The ruling largely ended Hasan’s ability to use the trial to espouse his extremist views, but legal experts believe he will still attempt to do so.

A former head of military prosecutions at Fort Hood said Hasan’s conviction seems a foregone conclusion.

In documents Hasan recently released to AFP, he stated that his role as a military psychiatrist working to build morale among fellow soldiers made him complicit with a government openly opposed to the “law of Almighty Allah” becoming “the supreme law of the land.”

The six-page transcript of Hasan’s conversation with an Al Jazeera reporter was recorded from his jail cell, transcribed by the FBI and later entered into evidence against him.

Hasan, born in Virginia, joined the Army in 1995, entered military medical school in 1997 and did his residency at Walter Reed Army Medical Center from 2003 to 2006.

It was there that his first outward signs of radical Islamic views developed, according to an FBI report titled “A Ticking Time Bomb.”

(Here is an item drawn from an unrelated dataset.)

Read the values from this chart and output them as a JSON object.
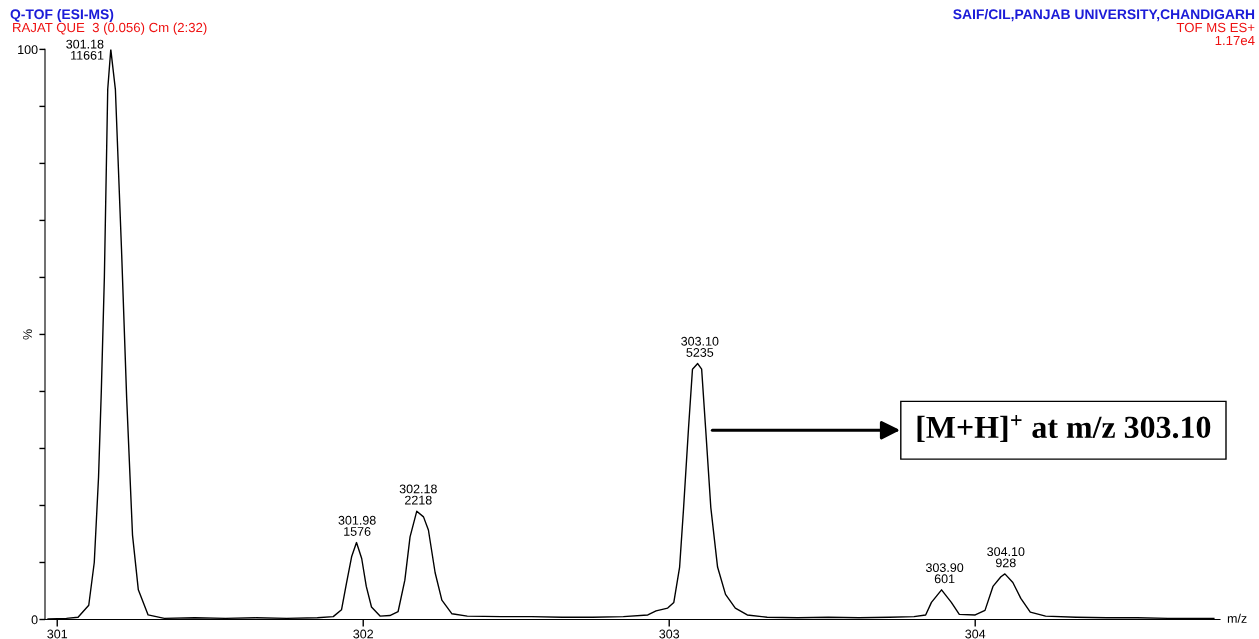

Hasan attended a mosque where radical US-born cleric Anwar al-Awlaki — a key figure in Al-Qaeda in the Arabian Peninsula who was killed in a 2011 drone strike in Yemen — worked in 2001.

He exchanged emails with Awlaki in the months leading up to the shooting in which he questioned the morality of killing soldiers if they intended to attack Muslims. Awlaki later called Hasan a hero.

Osborn estimates the trial could last anywhere between one and four months. More than 250 witnesses are set to testify against Hasan, including family members of each of the 13 killed in the shooting and the 32 soldiers and civilians who were wounded.